AUDIT TRAIL The audit trail for verification of MBH98 errors is set up here in 3 formats: 1. Errors and defects which can be verified through inspection of the MBH98 dataset 2. Updates which can be verified through comparison of MBH98 and NGDC data 3. Errors in proxy principal component calculation, which require re-collation of NGDC data, and comparison of explained variance.
1. Errors which can be verified through inspection This is the proxy dataset (1 MB) as received. This can be opened in an Excel sheet. The following extracts show collation errors and fills. The files are all tab-separated and will be tidied. a) Series 72-80 row 1980. All Texas-Mexico principal components have same 1980 value. Data b) Series 81 to 83 row 1980. All Vaganov principal components have same 1980 value. Data c) Series 84 and 90-92 row 1980. Four ITRDB US principal components have same 1980 value. Data d) series 73 year 1499 start Data e) series 74-75 year 1599 start Data f) series 76-80 year 1699 start Data g) series 81 year 1449 start Data h) series 82 year 1599 start Data i) series 83 year 1749 start Data j) series 86-89 year 1499 start Data k) series 90 year 1599 start Data l) series 91-92 year 1749 start Data m) series 3, year 1907-1909 fills Data n) series 3 year 1953-1964 fills (3 fills in 1962-64 overlaying source see below) Data o) series 6, year 1980 fill Data p) series45, year 1979-1982 fills Data q) series 46, year 1975-1980 fills Data r) series 50, year 1962-1982 copied from series 49 values in adjacent column Data s) series 51, year 1977-1980 fill Data t) series 52, year 1974-1980 fill Data u) series 53, year 1400-1404 fill Data v) series 54, year 1975-1980 fill Data w) series 55, year 1979-1980 fill Data x) series 56, 1975-1980 fill Data y) series 58, 1977-1980 fill Data z) series 93-99, 1976-1980 fill Data aa) series 102, 1975-1980 missing data Data ab) series 103, 1975-1980 missing data Data ac) series 104, 1974-1980 missing data Data ad) series 106, 1972-1980 missing data Data ae) series 112, 1973-1980 missing data Data af) series 10, 1980 missing data Data
2. Truncations and updates which can be verified at NGDC The audit trail here is set up as a series of short scripts in R, which read the corresponding data and output (usually a correlation) and referrable here as hyperlinks to series-by-series annotation.

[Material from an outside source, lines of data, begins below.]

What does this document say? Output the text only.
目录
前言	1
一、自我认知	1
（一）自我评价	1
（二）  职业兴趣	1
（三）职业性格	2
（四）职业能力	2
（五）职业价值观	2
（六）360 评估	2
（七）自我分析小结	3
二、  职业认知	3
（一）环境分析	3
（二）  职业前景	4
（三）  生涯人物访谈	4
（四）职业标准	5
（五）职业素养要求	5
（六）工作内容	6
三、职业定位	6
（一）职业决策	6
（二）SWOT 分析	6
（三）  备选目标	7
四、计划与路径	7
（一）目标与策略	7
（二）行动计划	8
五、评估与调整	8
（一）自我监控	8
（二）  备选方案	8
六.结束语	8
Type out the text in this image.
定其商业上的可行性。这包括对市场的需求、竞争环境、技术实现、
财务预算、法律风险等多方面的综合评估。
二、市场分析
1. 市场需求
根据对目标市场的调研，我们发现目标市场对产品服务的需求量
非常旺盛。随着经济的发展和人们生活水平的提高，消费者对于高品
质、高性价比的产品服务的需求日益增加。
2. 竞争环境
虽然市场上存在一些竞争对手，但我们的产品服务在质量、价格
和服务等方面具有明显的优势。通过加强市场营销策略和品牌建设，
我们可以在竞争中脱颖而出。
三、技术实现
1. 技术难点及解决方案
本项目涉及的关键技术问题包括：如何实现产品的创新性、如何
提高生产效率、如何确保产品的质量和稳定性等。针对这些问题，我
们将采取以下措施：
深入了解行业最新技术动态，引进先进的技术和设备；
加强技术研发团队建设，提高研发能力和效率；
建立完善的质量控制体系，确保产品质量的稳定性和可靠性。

Users of R (after loading the MBH98 proxy table using the command below) can simply copy the script into R and the correlation or other index should result. Tweaks for users of Matlab should be apparent to such users. The location of FTP sources of the various MBH98 series has been by trial-and-error as MBH98 provides no such disclosure. All FTP sources here (except the Central England series from Hadley Centre) are from NGDC, which maintains an excellent collection. Bruce Bauer, the manager of the paleo program, has been unfailingly co-operative to even the most minute inquiry. While enough FTP sources have been located to make this section of interest, many others have not. Indeed, it is a pet peeve of mine that some of the more vociferous advocates of aggressive public policy have failed to archive their data with NGDC. Some examples of this are here. Steps taken with each series were to calculate correlations, examine the start and finish for truncations or additions and to plot the series. The scripts hyperlinked below have been condensed to show the material point referred to. load("c:/climate/data/mann/proxy.tab") load("c:/climate/data/mann/prname.tab")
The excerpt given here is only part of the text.